Norwegian rectors are alarmed by budget cuts that would more than halve international student inflows and strip away support for wider work with the outside world.
The Norwegian government’s proposed 2023 budget would introduce tuition fees for students coming to the country from outside the European Union or Switzerland.
“Most of these students, the ones from outside Europe, come from the Global South, and they just can’t pay those fees,” Sunniva Whittaker, rector of the University of Agder and chair of Universities Norway, the national rectors’ conference, told Times Higher Education.
“Norway is a high-cost country to start with, so just being able to fund the cost involved in being in the country is one thing. Tuition fees will make it very difficult,” she said, adding that the presence of international visitors “provides a much richer environment for a Norwegian student studying at home”.
The government expects fees to throttle inflows by about 70 per cent, based on the assumption that would-be students will be deterred in similar numbers as they were when Sweden introduced such fees in 2011.
The proposal, which has been floated and rejected previously by Norwegian politicians, provoked outrage from the Norwegian Student Organisation. Its head, Maika Dam, said the plan “violates a fundamental principle in Norwegian education policy, that all education should be free”.
The same budget proposal would slice NKr69 million (£5.8 million) off the Norwegian higher education agency’s budget for international cooperation, which funds institutional programmes and projects. The national budget covering institutional travel costs would also lose NKr118 million, while a top-up to the stipend paid to Norwegians who study abroad would be abolished, bringing it on a par with those who stay home.
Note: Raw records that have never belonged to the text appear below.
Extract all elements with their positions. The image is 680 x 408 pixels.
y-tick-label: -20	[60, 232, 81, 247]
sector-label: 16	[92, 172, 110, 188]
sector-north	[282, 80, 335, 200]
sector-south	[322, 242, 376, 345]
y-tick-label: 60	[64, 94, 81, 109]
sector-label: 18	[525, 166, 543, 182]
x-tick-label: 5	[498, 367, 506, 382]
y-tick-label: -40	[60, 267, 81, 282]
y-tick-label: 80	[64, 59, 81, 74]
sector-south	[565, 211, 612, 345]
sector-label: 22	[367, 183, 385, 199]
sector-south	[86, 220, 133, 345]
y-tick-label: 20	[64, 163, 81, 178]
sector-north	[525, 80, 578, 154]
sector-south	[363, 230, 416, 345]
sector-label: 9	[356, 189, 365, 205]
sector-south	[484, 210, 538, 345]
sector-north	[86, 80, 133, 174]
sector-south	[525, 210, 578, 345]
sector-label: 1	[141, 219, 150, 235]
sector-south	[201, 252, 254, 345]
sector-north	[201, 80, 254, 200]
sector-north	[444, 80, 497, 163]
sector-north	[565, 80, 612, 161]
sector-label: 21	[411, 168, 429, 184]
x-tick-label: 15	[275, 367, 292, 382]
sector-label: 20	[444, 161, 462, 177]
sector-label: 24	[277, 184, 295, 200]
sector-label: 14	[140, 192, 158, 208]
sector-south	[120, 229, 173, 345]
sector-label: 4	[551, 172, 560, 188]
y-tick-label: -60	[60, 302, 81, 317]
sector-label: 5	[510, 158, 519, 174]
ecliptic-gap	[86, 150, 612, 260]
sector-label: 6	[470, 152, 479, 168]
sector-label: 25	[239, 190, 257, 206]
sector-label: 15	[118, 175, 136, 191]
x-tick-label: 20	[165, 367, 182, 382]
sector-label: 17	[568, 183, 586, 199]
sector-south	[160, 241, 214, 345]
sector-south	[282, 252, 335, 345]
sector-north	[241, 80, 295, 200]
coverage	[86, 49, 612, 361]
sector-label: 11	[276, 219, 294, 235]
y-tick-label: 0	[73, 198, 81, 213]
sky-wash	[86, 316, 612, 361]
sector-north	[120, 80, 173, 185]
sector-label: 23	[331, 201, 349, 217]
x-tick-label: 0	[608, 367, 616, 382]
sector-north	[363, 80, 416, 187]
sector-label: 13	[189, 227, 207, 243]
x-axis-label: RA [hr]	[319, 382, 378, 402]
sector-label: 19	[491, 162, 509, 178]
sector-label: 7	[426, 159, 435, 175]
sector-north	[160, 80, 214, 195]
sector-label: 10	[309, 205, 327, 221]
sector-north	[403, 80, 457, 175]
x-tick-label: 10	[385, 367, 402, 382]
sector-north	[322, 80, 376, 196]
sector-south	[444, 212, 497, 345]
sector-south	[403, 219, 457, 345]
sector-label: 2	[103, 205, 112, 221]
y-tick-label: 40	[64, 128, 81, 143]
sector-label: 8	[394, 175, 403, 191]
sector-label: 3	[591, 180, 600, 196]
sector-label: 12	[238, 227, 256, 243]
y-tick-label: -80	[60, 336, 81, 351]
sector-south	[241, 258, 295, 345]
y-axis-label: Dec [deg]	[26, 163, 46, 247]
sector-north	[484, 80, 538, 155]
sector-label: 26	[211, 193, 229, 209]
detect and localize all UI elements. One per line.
“When you look at [the proposals] together, they’re all putting internationalisation a bit under attack,” said Professor Whittaker, who said fee-free higher education was “one of the hallmarks of the Norwegian education system that we’re extremely proud of”.
“Norway is a small country in a large world. Especially with the geopolitical situation, broadening the minds of our students and getting that perspective is extremely important,” she said.
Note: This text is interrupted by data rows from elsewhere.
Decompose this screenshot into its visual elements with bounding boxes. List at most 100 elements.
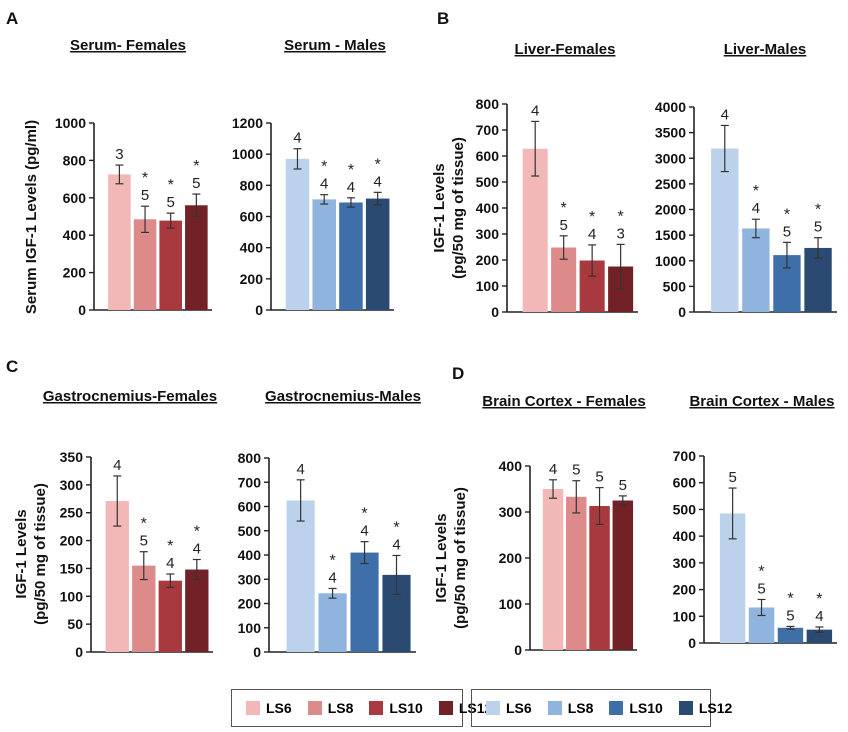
y-axis-label-line2: (pg/50 mg of tissue) bbox=[452, 487, 469, 629]
y-tick-label: 1000 bbox=[655, 253, 686, 269]
significance-star: * bbox=[815, 202, 821, 219]
sample-size-label: 5 bbox=[595, 469, 603, 486]
y-tick-label: 2500 bbox=[655, 176, 686, 192]
bar-ls6 bbox=[105, 501, 129, 652]
chart-3: Liver-Males 0 500 1000 1500 2000 2500 3000 3500 4… bbox=[655, 41, 837, 320]
y-tick-label: 400 bbox=[476, 200, 500, 216]
legend-label-ls12-male: LS12 bbox=[698, 700, 733, 716]
legend-swatch-ls6-female bbox=[246, 701, 260, 715]
significance-star: * bbox=[784, 206, 790, 223]
sample-size-label: 5 bbox=[141, 187, 149, 204]
legend-item-ls6-male: LS6 bbox=[486, 700, 532, 716]
bar-ls8 bbox=[133, 219, 157, 310]
chart-title: Brain Cortex - Females bbox=[482, 393, 645, 410]
y-tick-label: 200 bbox=[60, 533, 84, 549]
legend-swatch-ls10-male bbox=[609, 701, 624, 715]
bar-ls8 bbox=[318, 593, 347, 652]
y-tick-label: 0 bbox=[255, 302, 263, 318]
sample-size-label: 5 bbox=[757, 580, 765, 597]
sample-size-label: 5 bbox=[619, 477, 627, 494]
y-tick-label: 400 bbox=[238, 547, 262, 563]
y-tick-label: 1000 bbox=[55, 115, 86, 131]
y-axis-label-line2: (pg/50 mg of tissue) bbox=[450, 137, 467, 279]
chart-title: Serum - Males bbox=[284, 37, 386, 54]
y-tick-label: 300 bbox=[60, 477, 84, 493]
bar-ls12 bbox=[185, 205, 208, 310]
y-tick-label: 200 bbox=[238, 596, 262, 612]
significance-star: * bbox=[618, 208, 624, 225]
bar-ls12 bbox=[612, 500, 634, 650]
legend-label-ls10-female: LS10 bbox=[389, 700, 423, 716]
legend-swatch-ls10-female bbox=[369, 701, 384, 715]
bar-ls10 bbox=[158, 580, 182, 652]
significance-star: * bbox=[361, 506, 367, 523]
sample-size-label: 4 bbox=[588, 226, 596, 243]
sample-size-label: 5 bbox=[167, 194, 175, 211]
panel-letter-d: D bbox=[452, 364, 464, 383]
legend-item-ls10-male: LS10 bbox=[609, 700, 663, 716]
y-tick-label: 50 bbox=[67, 616, 83, 632]
bar-ls8 bbox=[312, 199, 336, 310]
significance-star: * bbox=[329, 552, 335, 569]
significance-star: * bbox=[194, 524, 200, 541]
legend-swatch-ls8-male bbox=[547, 701, 562, 715]
significance-star: * bbox=[141, 516, 147, 533]
y-tick-label: 0 bbox=[678, 304, 686, 320]
sample-size-label: 4 bbox=[193, 541, 201, 558]
y-tick-label: 800 bbox=[63, 152, 87, 168]
y-tick-label: 800 bbox=[238, 450, 262, 466]
y-tick-label: 200 bbox=[240, 271, 264, 287]
bar-ls6 bbox=[286, 500, 315, 652]
sample-size-label: 5 bbox=[559, 217, 567, 234]
sample-size-label: 4 bbox=[392, 536, 400, 553]
y-tick-label: 0 bbox=[491, 304, 499, 320]
y-tick-label: 700 bbox=[238, 474, 262, 490]
sample-size-label: 5 bbox=[814, 219, 822, 236]
significance-star: * bbox=[561, 200, 567, 217]
y-tick-label: 100 bbox=[238, 620, 262, 636]
y-tick-label: 0 bbox=[78, 302, 86, 318]
sample-size-label: 4 bbox=[531, 102, 539, 119]
significance-star: * bbox=[758, 563, 764, 580]
chart-title: Gastrocnemius-Females bbox=[43, 388, 217, 405]
chart-1: Serum - Males02004006008001000120044*4*4… bbox=[232, 37, 394, 318]
chart-title: Liver-Females bbox=[515, 41, 616, 58]
bar-ls10 bbox=[159, 220, 182, 310]
y-axis-label: IGF-1 Levels bbox=[431, 163, 448, 252]
figure-canvas: A B C D Serum- Females02004006008001000S… bbox=[6, 9, 837, 660]
y-tick-label: 0 bbox=[514, 642, 522, 658]
significance-star: * bbox=[375, 156, 381, 173]
legend-label-ls8-female: LS8 bbox=[327, 700, 354, 716]
y-tick-label: 800 bbox=[240, 177, 264, 193]
panel-letter-b: B bbox=[437, 9, 449, 28]
chart-title: Serum- Females bbox=[70, 37, 186, 54]
significance-star: * bbox=[589, 209, 595, 226]
bar-ls10 bbox=[777, 627, 804, 643]
bar-ls12 bbox=[185, 569, 209, 652]
legend-item-ls8-male: LS8 bbox=[547, 700, 593, 716]
y-tick-label: 3000 bbox=[655, 150, 686, 166]
chart-title: Liver-Males bbox=[724, 41, 807, 58]
significance-star: * bbox=[168, 177, 174, 194]
chart-4: Gastrocnemius-Females 0 50 100 150 200 250 300 3… bbox=[13, 388, 217, 660]
y-tick-label: 500 bbox=[476, 174, 500, 190]
significance-star: * bbox=[321, 159, 327, 176]
legend-swatch-ls12-male bbox=[678, 701, 693, 715]
sample-size-label: 4 bbox=[320, 176, 328, 193]
chart-title: Brain Cortex - Males bbox=[689, 393, 834, 410]
sample-size-label: 5 bbox=[140, 533, 148, 550]
y-tick-label: 600 bbox=[673, 475, 697, 491]
legend-females: LS6 LS8 LS10 LS12 bbox=[231, 689, 492, 727]
sample-size-label: 4 bbox=[296, 461, 304, 478]
chart-0: Serum- Females 0 200 400 600 800 1000 Serum IGF… bbox=[23, 37, 212, 318]
y-axis-label-line2: (pg/50 mg of tissue) bbox=[32, 483, 49, 625]
y-axis-label: IGF-1 Levels bbox=[433, 513, 450, 602]
y-axis-label: IGF-1 Levels bbox=[13, 509, 30, 598]
y-axis-label: Serum IGF-1 Levels (pg/ml) bbox=[23, 120, 40, 314]
y-tick-label: 300 bbox=[238, 571, 262, 587]
y-tick-label: 100 bbox=[499, 596, 523, 612]
sample-size-label: 5 bbox=[192, 175, 200, 192]
y-tick-label: 1000 bbox=[232, 146, 263, 162]
significance-star: * bbox=[753, 183, 759, 200]
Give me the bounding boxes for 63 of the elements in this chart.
The proposals foresee Norwegian universities levying fees on non-EU students from the autumn of 2023 and making up for the removal of public funding, but Professor Whittaker said institutions were unlikely to be ready to collect dues by then, meaning institutions would simply lose the funding.
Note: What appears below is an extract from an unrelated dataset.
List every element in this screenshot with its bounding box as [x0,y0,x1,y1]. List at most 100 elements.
Curt Rice, rector of the Norwegian University of Life Sciences, said most universities would not bother with the administration of creating new units to collect fees, so would simply stop admitting international students from outside the EU. “I think most of us are going to say, ‘Forget it,’” he said.
He said the proposals were “a kind of turning inward” and that government arguments that reductions would make more space for Norwegian students were unfounded.
“Medicine and certain subjects are [oversubscribed] but higher education is available. There are universities in Norway with unfilled spots, so somebody could have that spot if they wanted it,” he said, referring to teacher training programmes.
Norway’s current minority coalition government, led by Jonas Støre, will need the support of other parties to get the budget through parliament, meaning the anti-internationalisation measures could still be softened.